At our meeting of April 9th, newly re- elected Culver City Council member Jim Clarke presented a challenge to the club: We need to get more Democratic voters to become permanent absentee voters. More permanent absentee voters means higher turnout. Culver City and other local elections rarely get more than 20% turnout of registered voters. If we, and our friends, now request permanent absentee status (AKA vote-by-mail), we can impact the June and November elections!

For Culver City residents, the most important item on the June ballot is the school bond, Measure CC, which this club overwhelmingly endorsed. The CCUSD has found a clever, useful and fair way to help us understand where some of the bond money would be used, if Measure CC is approved. They are offering free tours of school facilities on Wednesday, Thursday, and Friday afternoons, until the end of May. Mike Reynolds, CCUSD’s Assistant Superintendent, Business Services, has been overseeing CCUSD facilities improvement projects, and assessing future needs. To RSVP for a tour, contact him at (310) 842-4220, ext. 4226. For further study, go to ccusd.org and link to the Facilities Master Plan (revised 01.10.14), the Bond Discussion and Capital Needs, and FAQ’s. To volunteer for the Measure CC campaign, contact Kathy Paspalis, Laura Chardiet, or Nancy Goldberg.

The CC Democratic Club will have several discussions this year about the many dangers faced by the traditional American (i.e. democratic) voting system. On May 14, we will hear from Bob Stern, who Sacramento Bee columnist Peter Schrag called “the godfather of modern political reform in California.” His legislative think tank, the Center for Governmental Studies, which closed in 2011, listed 72 studies on its website, 40 of which were about campaign finance reform. He worked on the proposition that created the current system of redistricting by an independent commission, which seemed to result in districts which are fair and even favorable to the Democratic Party.

He also worked on the so-called “Top Two” primary election proposition, which has caused us some worry. Remember, it was forced on the Legislature by Abel Maldonado in return for his vote to approve a state budget. Maldonado was then “primaried” out of the legislature by those who control the Republican Party. Also, remember that no voting system can be perfect, although they seem to be fair to all when there are only one or two candidates. There is mathematical proof of this in the book “Gaming The Vote: Why Elections Aren’t Fair, and What We Can Do About It” by William Poundstone (2008, Hill and Wang).

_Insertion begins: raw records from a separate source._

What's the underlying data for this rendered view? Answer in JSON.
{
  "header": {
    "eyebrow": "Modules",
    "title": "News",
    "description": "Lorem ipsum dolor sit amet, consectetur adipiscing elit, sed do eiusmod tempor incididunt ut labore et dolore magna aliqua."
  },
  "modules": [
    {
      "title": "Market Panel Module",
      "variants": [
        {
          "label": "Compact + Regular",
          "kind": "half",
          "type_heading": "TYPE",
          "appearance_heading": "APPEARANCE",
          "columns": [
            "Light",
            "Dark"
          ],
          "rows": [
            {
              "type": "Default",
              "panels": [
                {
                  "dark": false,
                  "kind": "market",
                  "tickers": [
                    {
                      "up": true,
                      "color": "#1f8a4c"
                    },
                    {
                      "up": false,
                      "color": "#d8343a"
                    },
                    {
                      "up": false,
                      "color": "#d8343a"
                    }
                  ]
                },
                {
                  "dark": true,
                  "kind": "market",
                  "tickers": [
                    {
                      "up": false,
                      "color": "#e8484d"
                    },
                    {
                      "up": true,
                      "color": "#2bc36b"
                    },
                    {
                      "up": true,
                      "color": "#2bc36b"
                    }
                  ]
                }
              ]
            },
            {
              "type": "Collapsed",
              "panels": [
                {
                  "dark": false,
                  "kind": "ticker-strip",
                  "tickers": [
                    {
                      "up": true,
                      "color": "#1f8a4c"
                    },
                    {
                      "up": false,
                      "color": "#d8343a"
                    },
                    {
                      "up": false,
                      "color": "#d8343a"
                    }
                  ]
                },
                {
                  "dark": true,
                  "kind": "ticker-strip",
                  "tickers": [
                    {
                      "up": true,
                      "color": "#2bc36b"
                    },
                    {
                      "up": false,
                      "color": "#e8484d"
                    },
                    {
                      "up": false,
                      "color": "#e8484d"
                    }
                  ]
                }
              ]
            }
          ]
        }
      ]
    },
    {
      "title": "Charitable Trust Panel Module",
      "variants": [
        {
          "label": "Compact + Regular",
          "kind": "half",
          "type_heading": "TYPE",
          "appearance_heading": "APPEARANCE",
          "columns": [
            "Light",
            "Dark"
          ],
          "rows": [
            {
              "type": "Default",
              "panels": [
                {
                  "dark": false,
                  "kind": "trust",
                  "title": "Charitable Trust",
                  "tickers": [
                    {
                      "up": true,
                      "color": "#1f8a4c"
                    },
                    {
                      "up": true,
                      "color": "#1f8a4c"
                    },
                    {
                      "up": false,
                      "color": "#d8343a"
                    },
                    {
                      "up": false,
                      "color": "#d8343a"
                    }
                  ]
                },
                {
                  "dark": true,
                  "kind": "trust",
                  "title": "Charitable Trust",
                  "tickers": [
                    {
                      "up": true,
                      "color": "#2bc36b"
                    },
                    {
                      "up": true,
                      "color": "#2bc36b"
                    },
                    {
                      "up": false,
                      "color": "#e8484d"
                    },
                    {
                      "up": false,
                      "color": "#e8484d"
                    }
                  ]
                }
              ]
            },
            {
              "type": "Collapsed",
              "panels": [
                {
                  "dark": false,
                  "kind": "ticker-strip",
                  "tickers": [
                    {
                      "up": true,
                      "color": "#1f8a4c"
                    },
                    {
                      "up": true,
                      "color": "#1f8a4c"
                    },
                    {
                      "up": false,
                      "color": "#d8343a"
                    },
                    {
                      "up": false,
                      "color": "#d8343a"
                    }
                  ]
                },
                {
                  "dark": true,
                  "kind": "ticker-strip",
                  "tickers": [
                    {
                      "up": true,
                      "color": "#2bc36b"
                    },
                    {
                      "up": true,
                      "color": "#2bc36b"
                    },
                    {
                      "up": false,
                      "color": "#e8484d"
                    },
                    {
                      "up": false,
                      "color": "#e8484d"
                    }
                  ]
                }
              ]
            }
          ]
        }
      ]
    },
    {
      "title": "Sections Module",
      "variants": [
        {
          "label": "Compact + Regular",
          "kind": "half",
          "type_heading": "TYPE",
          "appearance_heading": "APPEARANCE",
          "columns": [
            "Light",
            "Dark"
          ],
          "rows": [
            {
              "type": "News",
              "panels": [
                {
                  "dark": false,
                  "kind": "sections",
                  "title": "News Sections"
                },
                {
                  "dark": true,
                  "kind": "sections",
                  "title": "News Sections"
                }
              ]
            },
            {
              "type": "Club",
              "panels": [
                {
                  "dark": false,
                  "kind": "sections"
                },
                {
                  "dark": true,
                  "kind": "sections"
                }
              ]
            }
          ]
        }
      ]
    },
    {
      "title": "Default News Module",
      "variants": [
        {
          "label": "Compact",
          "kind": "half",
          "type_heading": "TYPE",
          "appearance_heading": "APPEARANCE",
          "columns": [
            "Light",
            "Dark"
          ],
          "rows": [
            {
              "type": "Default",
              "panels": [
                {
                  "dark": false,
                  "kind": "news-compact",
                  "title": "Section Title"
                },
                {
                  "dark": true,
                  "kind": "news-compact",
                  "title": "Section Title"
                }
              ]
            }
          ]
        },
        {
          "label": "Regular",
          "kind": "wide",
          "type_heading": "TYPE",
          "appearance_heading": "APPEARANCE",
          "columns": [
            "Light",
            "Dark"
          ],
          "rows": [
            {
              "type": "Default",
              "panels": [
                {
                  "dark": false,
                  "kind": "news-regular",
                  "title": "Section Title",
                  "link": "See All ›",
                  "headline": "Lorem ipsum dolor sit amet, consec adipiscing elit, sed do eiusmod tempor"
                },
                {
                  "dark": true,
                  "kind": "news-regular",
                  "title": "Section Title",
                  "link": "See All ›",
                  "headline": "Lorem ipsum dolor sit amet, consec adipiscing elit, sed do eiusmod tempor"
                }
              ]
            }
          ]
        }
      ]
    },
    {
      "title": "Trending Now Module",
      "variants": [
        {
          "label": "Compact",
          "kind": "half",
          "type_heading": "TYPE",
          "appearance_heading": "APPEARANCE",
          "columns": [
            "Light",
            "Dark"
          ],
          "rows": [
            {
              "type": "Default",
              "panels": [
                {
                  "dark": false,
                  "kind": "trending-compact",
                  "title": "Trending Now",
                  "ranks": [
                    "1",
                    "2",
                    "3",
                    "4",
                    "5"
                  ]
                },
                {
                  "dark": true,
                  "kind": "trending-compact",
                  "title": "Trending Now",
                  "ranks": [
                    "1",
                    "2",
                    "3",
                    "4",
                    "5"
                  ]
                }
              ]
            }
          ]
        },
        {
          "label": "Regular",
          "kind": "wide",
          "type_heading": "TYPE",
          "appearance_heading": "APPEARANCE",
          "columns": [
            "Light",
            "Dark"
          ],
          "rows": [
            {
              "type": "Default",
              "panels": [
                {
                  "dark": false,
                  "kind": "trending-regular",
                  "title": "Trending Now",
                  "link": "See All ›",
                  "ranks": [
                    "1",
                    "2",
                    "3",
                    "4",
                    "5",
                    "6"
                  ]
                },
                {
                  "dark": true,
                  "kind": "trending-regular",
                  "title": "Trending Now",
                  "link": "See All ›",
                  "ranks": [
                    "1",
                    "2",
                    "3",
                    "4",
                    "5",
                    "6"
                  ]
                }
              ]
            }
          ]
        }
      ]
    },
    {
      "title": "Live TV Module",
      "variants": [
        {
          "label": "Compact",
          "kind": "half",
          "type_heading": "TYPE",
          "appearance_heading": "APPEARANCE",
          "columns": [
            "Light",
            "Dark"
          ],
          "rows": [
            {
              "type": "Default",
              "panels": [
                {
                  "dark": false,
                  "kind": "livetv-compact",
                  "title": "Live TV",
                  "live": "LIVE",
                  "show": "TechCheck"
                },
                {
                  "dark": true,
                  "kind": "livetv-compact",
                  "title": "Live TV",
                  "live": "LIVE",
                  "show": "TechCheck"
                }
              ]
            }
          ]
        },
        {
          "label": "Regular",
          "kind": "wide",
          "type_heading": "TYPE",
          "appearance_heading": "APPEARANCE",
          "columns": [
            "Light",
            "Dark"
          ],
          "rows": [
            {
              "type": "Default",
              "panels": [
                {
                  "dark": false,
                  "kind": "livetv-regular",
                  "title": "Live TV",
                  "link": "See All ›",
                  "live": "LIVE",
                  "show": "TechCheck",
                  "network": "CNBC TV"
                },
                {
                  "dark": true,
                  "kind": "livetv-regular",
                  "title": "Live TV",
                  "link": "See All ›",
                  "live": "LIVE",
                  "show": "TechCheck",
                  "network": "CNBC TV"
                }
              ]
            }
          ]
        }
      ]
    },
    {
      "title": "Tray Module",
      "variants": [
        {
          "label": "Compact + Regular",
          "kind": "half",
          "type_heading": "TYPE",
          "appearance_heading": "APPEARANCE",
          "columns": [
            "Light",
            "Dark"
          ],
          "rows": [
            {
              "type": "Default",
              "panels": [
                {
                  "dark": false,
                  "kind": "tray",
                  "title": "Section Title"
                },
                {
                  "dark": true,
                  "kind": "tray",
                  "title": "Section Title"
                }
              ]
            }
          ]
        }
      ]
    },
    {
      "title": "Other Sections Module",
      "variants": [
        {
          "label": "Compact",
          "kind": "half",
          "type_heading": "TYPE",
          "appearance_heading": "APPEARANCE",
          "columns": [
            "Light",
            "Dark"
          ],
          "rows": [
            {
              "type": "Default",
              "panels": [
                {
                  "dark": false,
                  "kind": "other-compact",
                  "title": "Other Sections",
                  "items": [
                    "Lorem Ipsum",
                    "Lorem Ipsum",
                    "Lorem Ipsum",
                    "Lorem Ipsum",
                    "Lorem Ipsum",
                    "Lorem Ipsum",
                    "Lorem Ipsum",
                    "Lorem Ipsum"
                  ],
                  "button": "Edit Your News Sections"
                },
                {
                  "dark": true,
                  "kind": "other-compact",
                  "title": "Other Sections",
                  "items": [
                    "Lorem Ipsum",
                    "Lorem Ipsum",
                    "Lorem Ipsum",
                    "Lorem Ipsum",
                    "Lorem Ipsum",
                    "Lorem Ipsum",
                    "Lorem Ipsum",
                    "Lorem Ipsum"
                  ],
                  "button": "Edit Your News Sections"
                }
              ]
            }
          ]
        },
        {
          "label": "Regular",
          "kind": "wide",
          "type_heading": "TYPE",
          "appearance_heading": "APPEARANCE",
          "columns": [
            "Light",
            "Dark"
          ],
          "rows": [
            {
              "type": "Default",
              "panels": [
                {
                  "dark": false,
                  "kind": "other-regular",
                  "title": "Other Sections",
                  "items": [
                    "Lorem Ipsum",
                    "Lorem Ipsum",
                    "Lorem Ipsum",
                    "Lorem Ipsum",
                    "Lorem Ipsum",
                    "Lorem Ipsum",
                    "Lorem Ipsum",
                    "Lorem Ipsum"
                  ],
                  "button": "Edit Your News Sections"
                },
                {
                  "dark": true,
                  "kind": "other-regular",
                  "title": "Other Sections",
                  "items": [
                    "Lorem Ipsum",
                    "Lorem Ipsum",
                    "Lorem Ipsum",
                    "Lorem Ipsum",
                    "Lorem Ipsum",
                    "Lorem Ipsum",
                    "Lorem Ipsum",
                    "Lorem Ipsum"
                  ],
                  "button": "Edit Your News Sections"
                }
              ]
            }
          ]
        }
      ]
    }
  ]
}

An excellent test will be the current race for Congressional District 33, which is now held by the legendary Henry Waxman. Of seventeen candidates, only three have significant government experience: State Senator Ted Lieu, former L.A. City Controller Wendy Gruel, and former host of Left, Right, and Center on KPCC, and former Clinton administration bureaucrat Matt Miller. If two of them make the runoff, that result will seem normal. But a nightmare scenario is more than possible: what if the many Democrats and little party independents take out the above three and the November vote is between religious independent Marianne Williamson and the one lonely Republican? That would remind me of the failure of the Democratic Party to find a winning candidate to replace Senator Ted Kennedy in Massachussetts. And Democrats would have to devise a better way to have primary elections; there are various forms of ranked voting, I like the idea of instant runoff, so only one election is needed. Another strange but predictably common outcome to “top two” primaries: If a Democrat gets 90% of the vote and a Republican or MugWump gets 5% there will still be a runoff between them.

Finally, we must discuss the proposals to overturn “Citizens United,” McCutcheon, and several other Supreme Court blunders of the past, through properly worded Constitutional Amendment(s). Passage of Ted Lieu’s SB 1272 will be a good start to this process. The Supreme Court mistakes, combined with the TPP (Trans Pacific Partnership), threaten to make the American electorate irrelevant in serious politics.